This is not a bug or issue report but contains information that others might find useful related to understanding the flexible baseline hazard functions used in the rstanarm function stan_surv and how they relate to the Royston-Parmar model that is found in the flexsurv function flexsurvspline. This was explained to me by @sambrilleman and I found it quite interesting. I copy his email here.
Regarding your first question. The RP models use cubic splines on the log cumulative hazard. The M-spline model in stan_surv uses cubic splines on the hazard . The B-spline model in stan_surv uses cubic splines on the log hazard . They all use slightly different splines, but that isn’t the major difference, the major difference is what scale they model things on (i.e. hazard vs log hazard vs log cumulative hazard). Since they are all trying to do something “flexibile and wiggly” on the scale they choose, they are all trying to effectively achieve the same goal. And since the hazard, log hazard, and cumulative log hazard are all transformations of one another then doing something “flexibile and wiggly” on one effectively translates to doing something “flexibile and wiggly” on the other.
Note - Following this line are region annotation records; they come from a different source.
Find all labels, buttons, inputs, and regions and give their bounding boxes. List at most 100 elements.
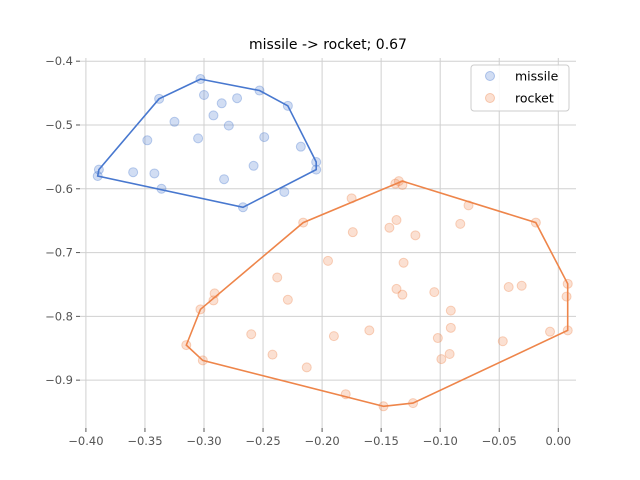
rocket-point [208,295,219,306]
y-tick-label: −0.7 [45,246,73,260]
rocket-point [503,282,514,293]
missile-point [208,110,219,121]
y-tick-label: −0.8 [45,309,73,323]
missile-point [248,160,259,171]
legend-box [470,64,570,112]
y-tick-label: −0.5 [45,118,73,132]
rocket-point [209,288,220,299]
rocket-point [436,354,447,365]
rocket-point [328,331,339,342]
missile-point [295,141,306,152]
y-tick-label: −0.6 [45,182,73,196]
missile-point [219,174,230,185]
legend-marker-rocket [485,93,495,103]
legend: missile rocket [470,64,570,112]
rocket-point [398,257,409,268]
rocket-point [497,336,508,347]
rocket-point [445,322,456,333]
x-tick-label: −0.10 [423,434,458,448]
missile-point [154,93,165,104]
missile-point [311,156,322,167]
x-tick-label: −0.20 [304,434,339,448]
legend-label-rocket: rocket [515,91,554,106]
rocket-point [197,355,208,366]
rocket-point [397,289,408,300]
y-tick-label: −0.9 [45,373,73,387]
rocket-point [391,283,402,294]
rocket-point [432,333,443,344]
rocket-point [455,218,466,229]
legend-label-missile: missile [515,69,559,84]
rocket-hull [185,180,569,408]
x-tick-label: −0.15 [364,434,399,448]
x-tick-label: 0.00 [545,434,571,448]
y-tick-label: −0.4 [45,54,73,68]
rocket-point [384,222,395,233]
rocket-point [346,193,357,204]
y-axis-ticks: −0.4 −0.5 −0.6 −0.7 −0.8 −0.9 [45,54,80,387]
grid-lines [80,58,576,428]
rocket-point [378,401,389,412]
rocket-point [545,326,556,337]
rocket-point [561,291,572,302]
missile-point [195,74,206,85]
rocket-point [323,255,333,266]
missile-point [92,171,103,182]
convex-hulls [96,78,569,408]
missile-point [142,135,153,146]
missile-point [282,100,293,111]
x-tick-label: −0.40 [68,434,103,448]
rocket-point [444,349,455,359]
rocket-point [364,325,375,336]
missile-point [128,167,139,178]
missile-point [279,186,290,197]
rocket-point [195,304,206,315]
rocket-point [516,280,527,291]
series-missile-points [92,74,322,213]
rocket-point [445,305,456,316]
rocket-point [530,217,541,228]
missile-point [223,120,234,131]
rocket-point [410,230,421,241]
x-tick-label: −0.35 [127,434,162,448]
missile-point [259,132,270,143]
missile-point [156,183,167,194]
missile-point [216,98,227,109]
rocket-point [282,294,293,305]
missile-point [149,168,160,179]
chart-title: missile -> rocket; 0.67 [249,37,407,53]
series-rocket-points [181,176,573,412]
rocket-point [347,227,358,238]
rocket-point [246,329,257,340]
missile-point [237,202,248,213]
missile-point [254,85,265,96]
rocket-point [429,287,440,298]
x-tick-label: −0.25 [245,434,280,448]
rocket-point [267,349,278,360]
missile-point [93,164,104,175]
rocket-point [562,325,573,336]
missile-point [169,116,180,127]
x-tick-label: −0.30 [186,434,221,448]
missile-point [193,133,204,144]
legend-marker-missile [485,71,495,81]
missile-point [232,93,243,104]
missile-point [199,90,209,100]
rocket-point [181,340,192,351]
rocket-point [393,176,404,187]
x-tick-label: −0.05 [482,434,517,448]
rocket-point [390,178,401,189]
rocket-point [397,179,408,190]
rocket-point [301,362,312,373]
x-axis-ticks: −0.40 −0.35 −0.30 −0.25 −0.20 −0.15 −0.10 −0.05… [68,428,571,448]
missile-point [311,164,322,175]
rocket-point [272,272,283,283]
missile-hull [96,78,318,209]
rocket-point [391,215,402,226]
rocket-point [408,398,419,409]
rocket-point [340,389,351,400]
rocket-point [562,278,573,289]
data-points [92,74,573,412]
rocket-point [463,200,474,211]
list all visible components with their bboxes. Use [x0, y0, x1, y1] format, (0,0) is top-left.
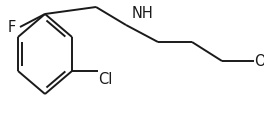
Text: F: F [8, 20, 16, 35]
Text: NH: NH [132, 6, 154, 21]
Text: Cl: Cl [98, 72, 112, 87]
Text: OH: OH [254, 54, 264, 69]
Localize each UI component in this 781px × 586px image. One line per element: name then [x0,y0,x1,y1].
RP choose the log cumulative hazard because being of the cumulative hazard already means they don’t need to integrate the hazard to get the cumulative hazard (which is required for evaluating the likelihood) – meaning the RP approach is fast. But the log cumulative hazard has to increase – it is cumulative so it can’t go down! – but the splines RP use don’t enforce that, instead they let the data enforce it. This is ok for MLE, but for Bayesian sampling it is a problem, during MCMC the sampler might choose to make the log cumulative hazard go down, which is equivalent to a negative hazard and then the log hazard isn’t defined and the whole thing becomes a numerical disaster – the MCMC sampler will crash.
So we use M-splines on the hazard (M-splines are positive and always increase) or B-splines on the log hazard (can be negative, positive, go up or down). M-splines are easy to integrate to get the cumulative hazard, so they are faster. Whereas B-splines don’t integrate easily (we have to use numerical quadrature) so they are slower to fit the model. They are both “flexibile and wiggly”, so in most situations (except for some edge cases) the M-splines will be flexible enough and therefore preferable to the faster model fitting.
So in short, the M-spline/B-spline choice is for numerical reasons, since RP models are problematic with MCMC. All are trying to do something “flexibile and wiggly”, just on slightly different scales. So they should provide similar flexibility and results assuming you use a similar number of knots. There might be slight differences in the fit, and in some edge cases (e.g. a sharp change in the hazard early on or something) you might see one works better or worse, but with enough knots they should all do ok.